Rating:
R
House:
The Dark Arts
Ships:
Cedric Diggory/Cho Chang
Characters:
Cho Chang Harry Potter Hermione Granger
Genres:
Angst
Era:
The Harry Potter at Hogwarts Years
Spoilers:
Philosopher's Stone Chamber of Secrets Prizoner of Azkaban Goblet of Fire Order of the Phoenix
Stats:
Published: 11/29/2005
Updated: 11/29/2005
Words: 768
Chapters: 1
Hits: 457

Perfect Disarray

Absinthe Jade

Story Summary:
Following Harry and Cho's fight on Valentine's Day, and further problems, Cho reflects on their relationship.

Posted:
11/29/2005
Hits:
457
Author's Note:
Rated R for language only.


So this was what my life had come to. I looked down at my broom, which had refused to fly, and then to the snitch in my hand, frantically beating its wings. In a fit of frustration, maybe some anger, I threw the snitch, briefly hoping that my throw would have enough force to crush it against the castle wall. It didn't, and the cheeky golden ball zoomed quickly past my face and onto the Quidditch pitch.

Resigned to capture it, I tried fervently to kick off of the ground and fly. This time my broom obeyed and soon I was flying, scanning the pitch for any sign of the golden snitch. This could take hours with the way I've been flying. Flying used to make me happy. Now all it does is remind me of him.

Tears welled up in my eyes. I was beyond trying to brush them away. Everything brought me to tears these days. And then the anger set in. My frustration at not knowing what to do.

I'm a person who always knows what to do. I was sorted into Ravenclaw. I have the top grades in my class. I was chosen as seeker for the house team in my third year, which is pretty young to play on a house team. Except for him.

My broom suddenly bucked. I grasped my hands tightly around the handle in an attempt to land. My knuckles were turning white. The broom fell to the ground, still, as I softly tumbled over the grass.

I'm not sure how long I laid there, sobbing, cursing the bright blue sky. I've become one of those people. One of those miserable people who is like an infectious disease. I can't be around happy people anymore. I might infect them. Even worse, they might try to make me feel better. Then I'd see the pity in their eyes.

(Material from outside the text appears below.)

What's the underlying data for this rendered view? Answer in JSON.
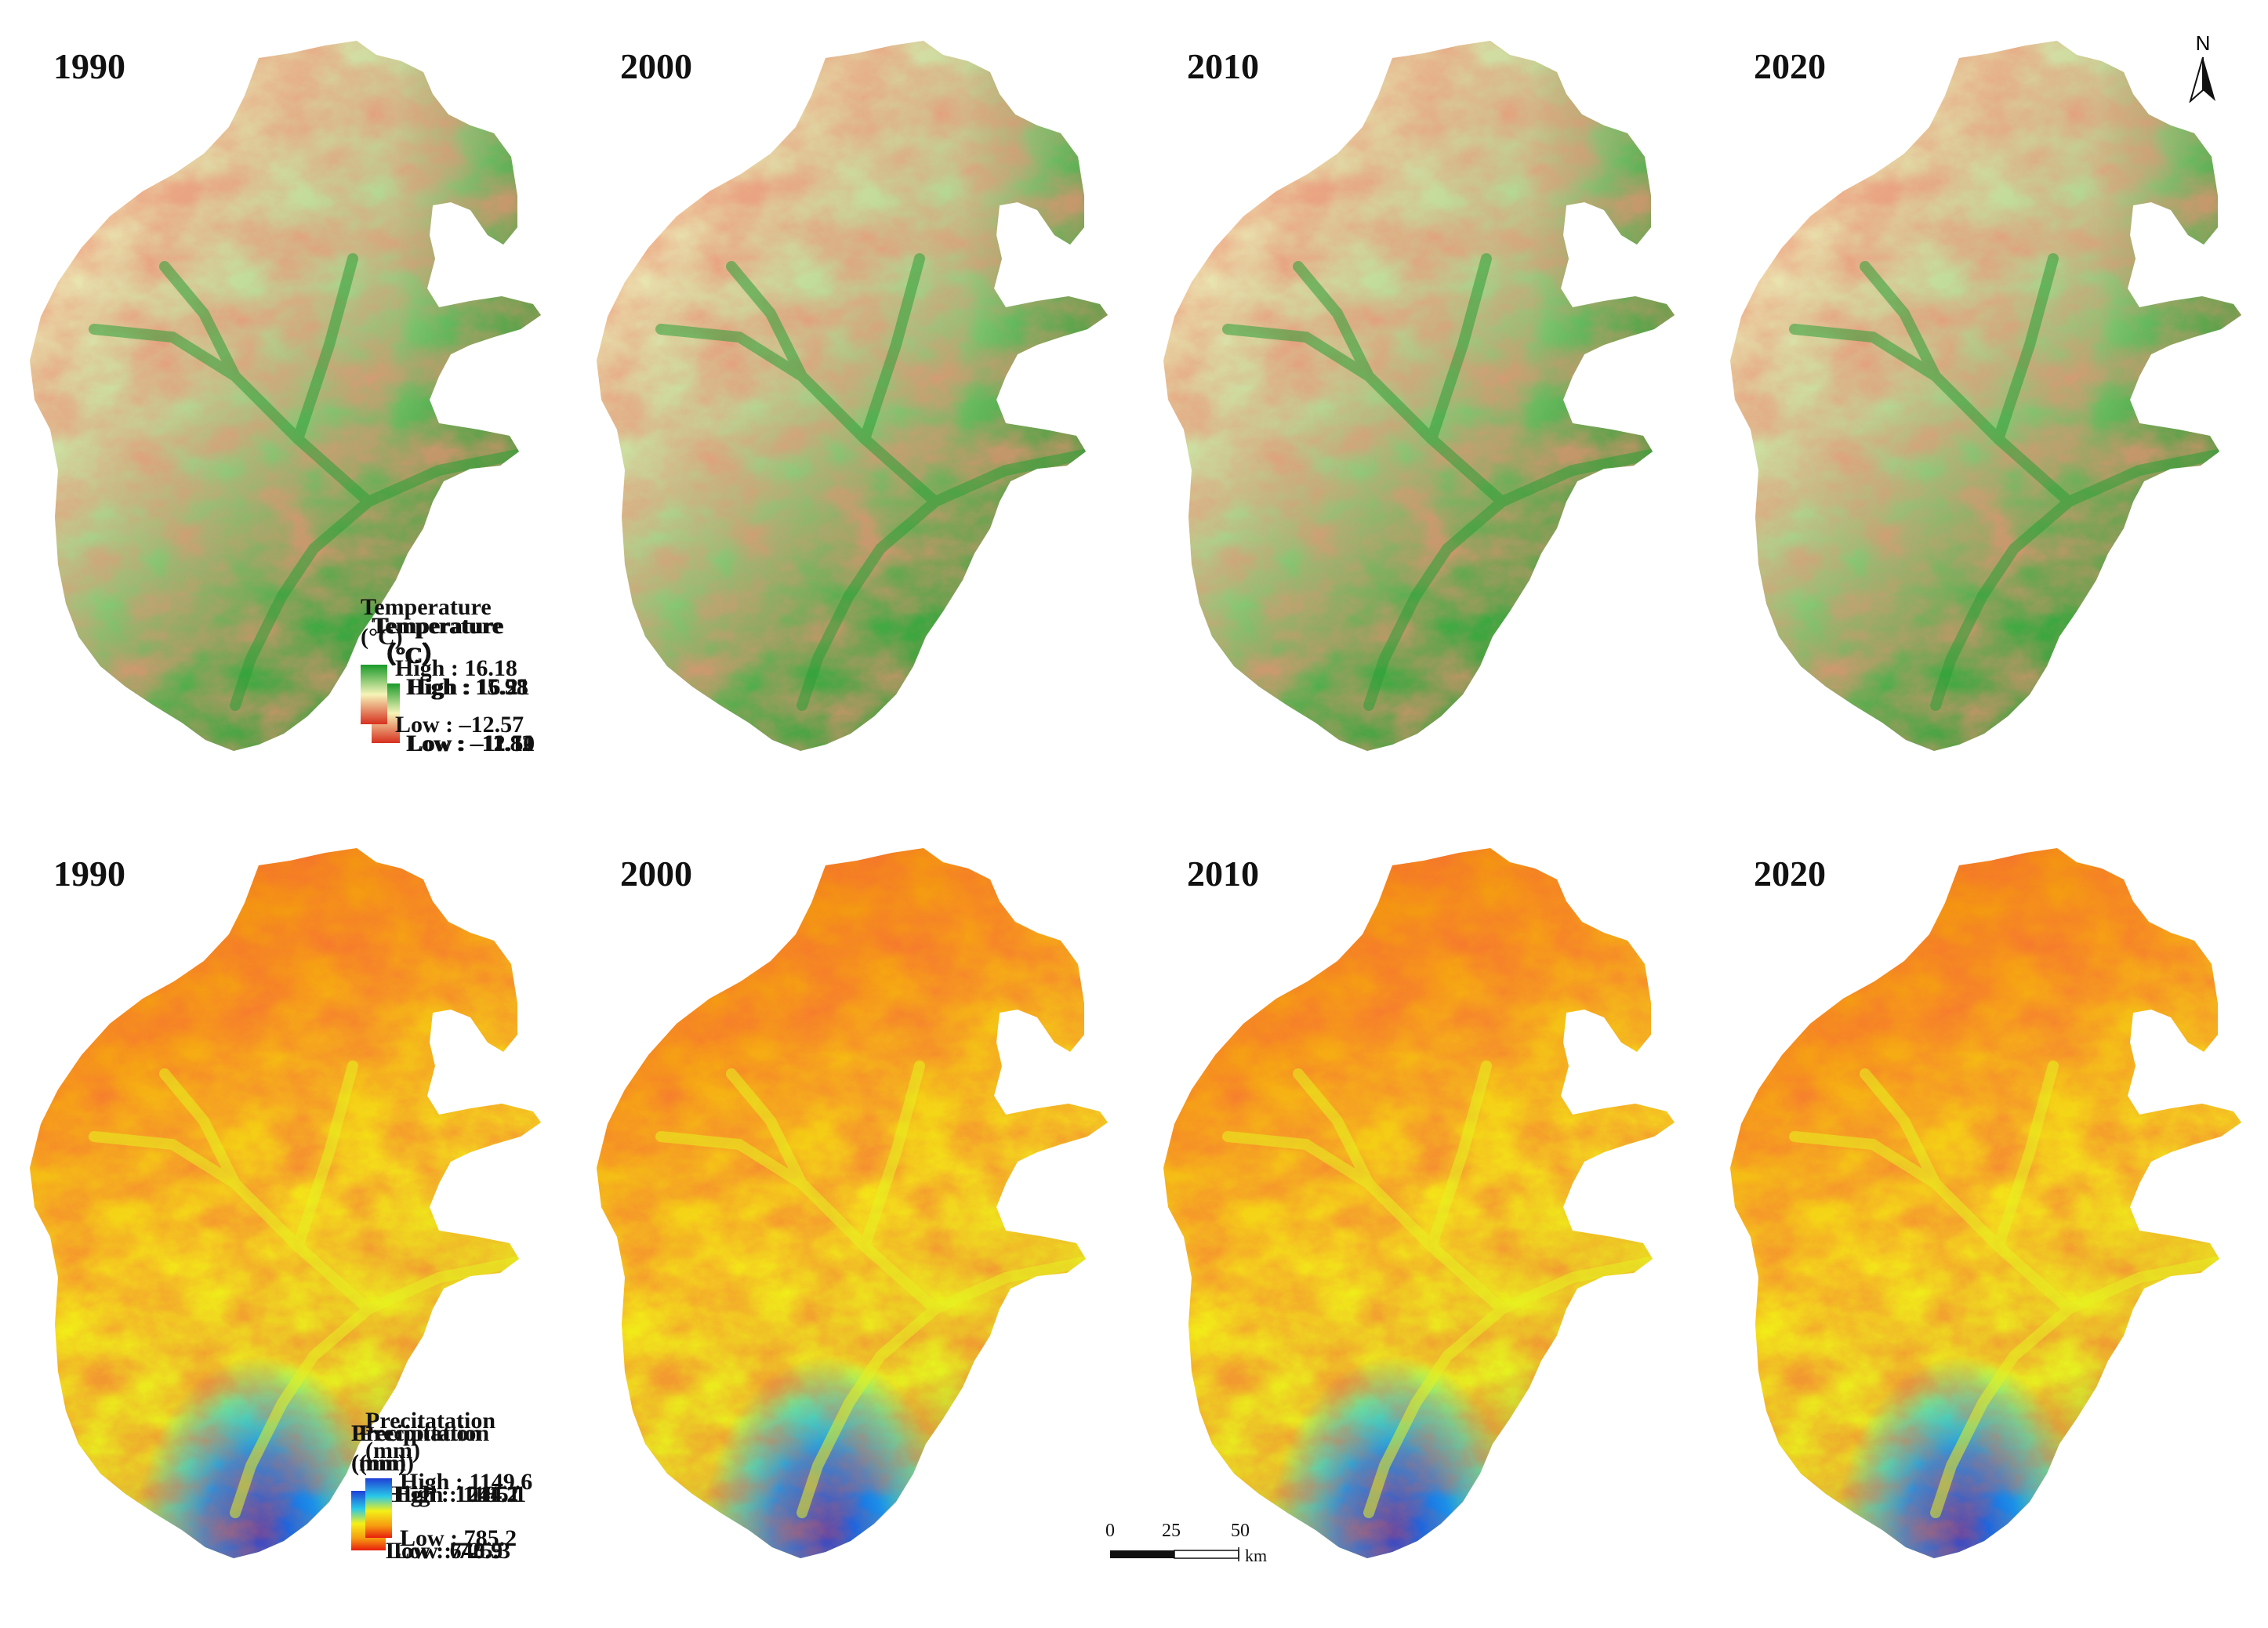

"Poor Cho," they always say. "She's so sad because of Cedric."

I always feel like pasting one of them up against a wall. Or planting my fist into their face just to wipe the pity from their eyes. I want to rail at them and scream. It's not just Cedric. It's everything.

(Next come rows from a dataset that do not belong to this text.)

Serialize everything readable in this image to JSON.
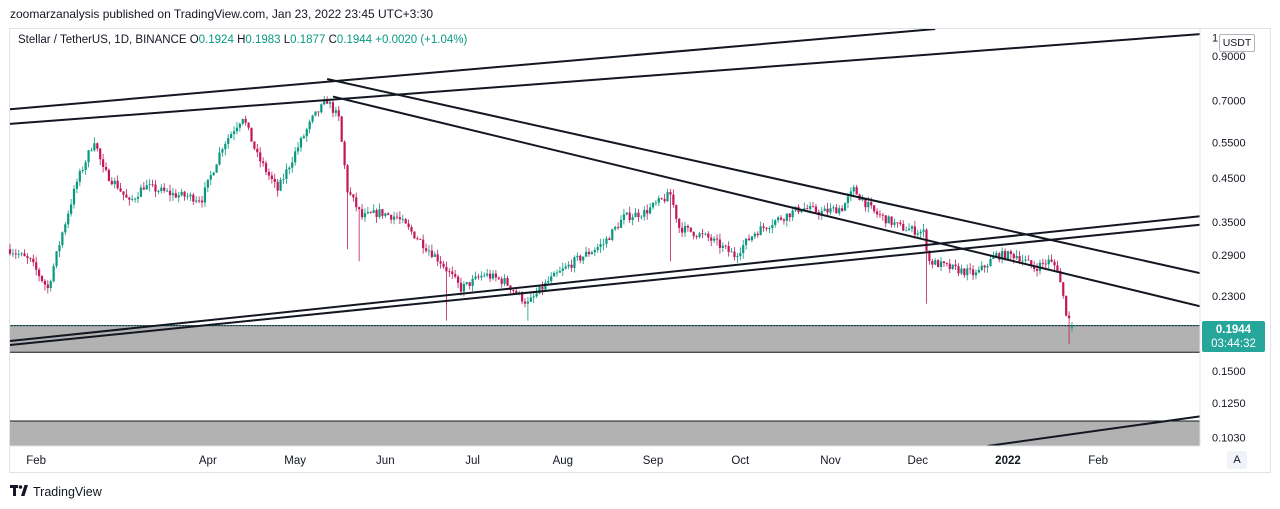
{
  "header": {
    "publish_line": "zoomarzanalysis published on TradingView.com, Jan 23, 2022 23:45 UTC+3:30"
  },
  "legend": {
    "symbol": "Stellar / TetherUS, 1D, BINANCE",
    "open_label": "O",
    "open": "0.1924",
    "high_label": "H",
    "high": "0.1983",
    "low_label": "L",
    "low": "0.1877",
    "close_label": "C",
    "close": "0.1944",
    "change": "+0.0020 (+1.04%)"
  },
  "price_scale": {
    "currency": "USDT",
    "auto_label": "A"
  },
  "last_price": {
    "value": "0.1944",
    "countdown": "03:44:32"
  },
  "footer": {
    "brand": "TradingView"
  },
  "colors": {
    "up": "#089981",
    "down": "#c2185b",
    "tag": "#26a69a",
    "zone": "#b2b2b2"
  },
  "chart_data": {
    "type": "candlestick",
    "scale": "log",
    "y_tick_labels": [
      "1",
      "0.9000",
      "0.7000",
      "0.5500",
      "0.4500",
      "0.3500",
      "0.2900",
      "0.2300",
      "0.1500",
      "0.1250",
      "0.1030"
    ],
    "y_tick_values": [
      1.0,
      0.9,
      0.7,
      0.55,
      0.45,
      0.35,
      0.29,
      0.23,
      0.15,
      0.125,
      0.103
    ],
    "ylim": [
      0.098,
      1.05
    ],
    "x_range": [
      "2021-01-23",
      "2022-03-08"
    ],
    "x_tick_labels": [
      "Feb",
      "Apr",
      "May",
      "Jun",
      "Jul",
      "Aug",
      "Sep",
      "Oct",
      "Nov",
      "Dec",
      "2022",
      "Feb"
    ],
    "x_tick_dates": [
      "2021-02-01",
      "2021-04-01",
      "2021-05-01",
      "2021-06-01",
      "2021-07-01",
      "2021-08-01",
      "2021-09-01",
      "2021-10-01",
      "2021-11-01",
      "2021-12-01",
      "2022-01-01",
      "2022-02-01"
    ],
    "candle_range": [
      "2021-01-23",
      "2022-01-23"
    ],
    "price_path": [
      [
        "2021-01-23",
        0.3
      ],
      [
        "2021-01-30",
        0.28
      ],
      [
        "2021-02-05",
        0.24
      ],
      [
        "2021-02-10",
        0.33
      ],
      [
        "2021-02-15",
        0.44
      ],
      [
        "2021-02-21",
        0.56
      ],
      [
        "2021-02-24",
        0.47
      ],
      [
        "2021-03-01",
        0.43
      ],
      [
        "2021-03-05",
        0.39
      ],
      [
        "2021-03-10",
        0.43
      ],
      [
        "2021-03-20",
        0.41
      ],
      [
        "2021-03-30",
        0.4
      ],
      [
        "2021-04-06",
        0.54
      ],
      [
        "2021-04-13",
        0.64
      ],
      [
        "2021-04-18",
        0.51
      ],
      [
        "2021-04-25",
        0.42
      ],
      [
        "2021-05-01",
        0.52
      ],
      [
        "2021-05-07",
        0.63
      ],
      [
        "2021-05-12",
        0.7
      ],
      [
        "2021-05-16",
        0.63
      ],
      [
        "2021-05-19",
        0.42
      ],
      [
        "2021-05-24",
        0.36
      ],
      [
        "2021-05-30",
        0.37
      ],
      [
        "2021-06-05",
        0.36
      ],
      [
        "2021-06-12",
        0.32
      ],
      [
        "2021-06-20",
        0.28
      ],
      [
        "2021-06-27",
        0.24
      ],
      [
        "2021-07-05",
        0.26
      ],
      [
        "2021-07-12",
        0.25
      ],
      [
        "2021-07-20",
        0.22
      ],
      [
        "2021-07-27",
        0.25
      ],
      [
        "2021-08-05",
        0.28
      ],
      [
        "2021-08-15",
        0.31
      ],
      [
        "2021-08-22",
        0.36
      ],
      [
        "2021-08-29",
        0.37
      ],
      [
        "2021-09-07",
        0.41
      ],
      [
        "2021-09-10",
        0.34
      ],
      [
        "2021-09-20",
        0.32
      ],
      [
        "2021-09-29",
        0.29
      ],
      [
        "2021-10-06",
        0.33
      ],
      [
        "2021-10-12",
        0.35
      ],
      [
        "2021-10-22",
        0.38
      ],
      [
        "2021-10-29",
        0.37
      ],
      [
        "2021-11-05",
        0.38
      ],
      [
        "2021-11-09",
        0.42
      ],
      [
        "2021-11-16",
        0.37
      ],
      [
        "2021-11-25",
        0.34
      ],
      [
        "2021-12-03",
        0.33
      ],
      [
        "2021-12-05",
        0.28
      ],
      [
        "2021-12-12",
        0.27
      ],
      [
        "2021-12-21",
        0.26
      ],
      [
        "2021-12-28",
        0.29
      ],
      [
        "2022-01-04",
        0.29
      ],
      [
        "2022-01-10",
        0.27
      ],
      [
        "2022-01-15",
        0.28
      ],
      [
        "2022-01-18",
        0.27
      ],
      [
        "2022-01-21",
        0.21
      ],
      [
        "2022-01-23",
        0.1944
      ]
    ],
    "wick_spikes": [
      [
        "2021-05-19",
        0.3
      ],
      [
        "2021-05-23",
        0.28
      ],
      [
        "2021-06-22",
        0.2
      ],
      [
        "2021-07-20",
        0.2
      ],
      [
        "2021-09-07",
        0.28
      ],
      [
        "2021-12-04",
        0.22
      ],
      [
        "2022-01-22",
        0.175
      ]
    ],
    "zones": [
      {
        "from_price": 0.167,
        "to_price": 0.1944
      },
      {
        "from_price": 0.098,
        "to_price": 0.113
      }
    ],
    "trendlines": [
      {
        "from": [
          "2021-01-23",
          0.665
        ],
        "to": [
          "2021-12-07",
          1.05
        ]
      },
      {
        "from": [
          "2021-01-23",
          0.612
        ],
        "to": [
          "2022-03-08",
          1.02
        ]
      },
      {
        "from": [
          "2021-05-12",
          0.79
        ],
        "to": [
          "2022-03-08",
          0.262
        ]
      },
      {
        "from": [
          "2021-05-14",
          0.715
        ],
        "to": [
          "2022-03-08",
          0.217
        ]
      },
      {
        "from": [
          "2021-01-23",
          0.178
        ],
        "to": [
          "2022-03-08",
          0.362
        ]
      },
      {
        "from": [
          "2021-01-23",
          0.174
        ],
        "to": [
          "2022-03-08",
          0.345
        ]
      },
      {
        "from": [
          "2021-12-25",
          0.098
        ],
        "to": [
          "2022-03-08",
          0.116
        ]
      }
    ]
  }
}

I miss him every day. He understood me so well. He always knew what to do, what to say, how to listen. At the end of last year he was an irreplaceable friend. I could talk to him about anything, Quidditch, O.W.L.s, and he always understood. No one understands now. I wasn't just his girlfriend.

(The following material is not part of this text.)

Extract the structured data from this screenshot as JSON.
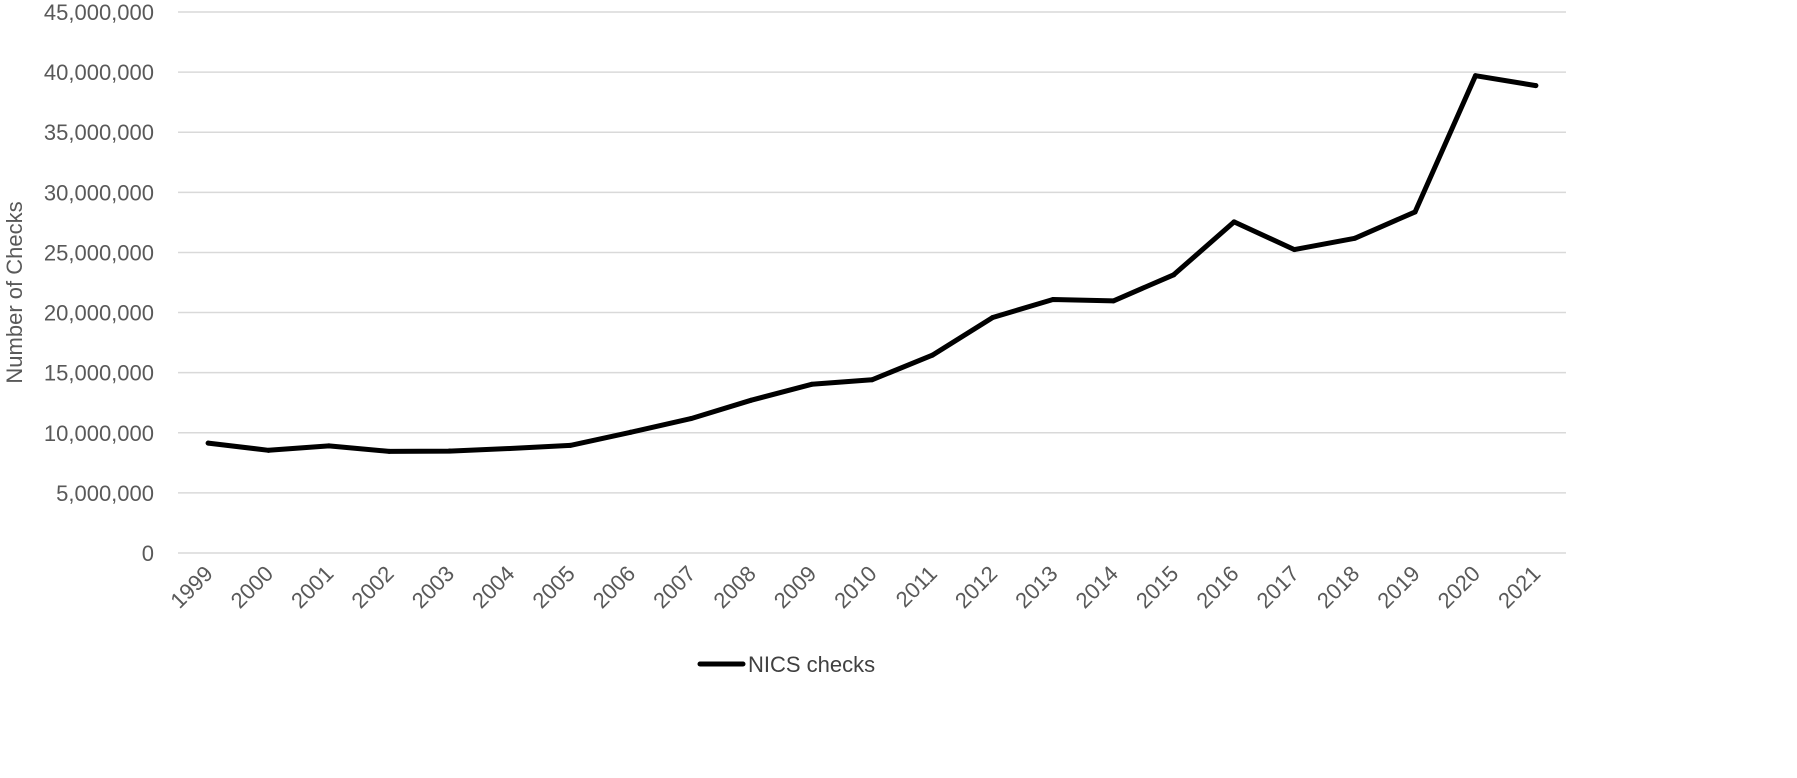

I feel like such a bitch all the time. I can't stand being around even Marietta anymore, yet I feel bad for being such a bitch to her. Every time I see her I snap. She doesn't understand that I still think of Cedric. All she thinks about is Harry Potter. How he's too young. How he's unstable. How he's ugly. How he's playing both me and Hermione. I want to slap her across the face and yell.

"Fuck you, you ignorant bitch!" I'd say. "You don't know anything! Harry tried to save Cedric's life! He didn't get him killed, he tried to save him." But why bother, really, when your outburst will only fall on deaf ears.

Harry Potter. The-Boy-Who-Lived. I love him. I think I loved him even last year when I loved Cedric. My feeling for Cedric was always different. More friendly, deep, and less of that instant attraction. Why didn't Harry just ask me to the ball sooner last year? I wouldn't have gotten so close to Cedric. I wouldn't miss him so much.

Then there's perfect Hermione Granger. Top of her class, always at Harry's side. Why does he like her more than he likes me? What does she have that I don't? I wish she would just disappear somehow. I wish You-Know-Who would kill her next.

I start to cry again. Fuck. Have I really become that despicable of a person, wishing death on someone? Why, because my boyfriend likes her more than he likes me. You're pathetic Cho Chang.

I hear a snicker out of the corner of my eye and see a group of Slytherin girls, led by Pansy Parkinson, walking past the Quidditch pitch. I close my eyes and pray I will suddenly break through the charm that is preventing me from apparating back into my room. I am still lying in the grass, my broom beside me. The snitch is zooming somewhere in the air above me.

I used to always know what to do. Now I can't even get up off of the ground.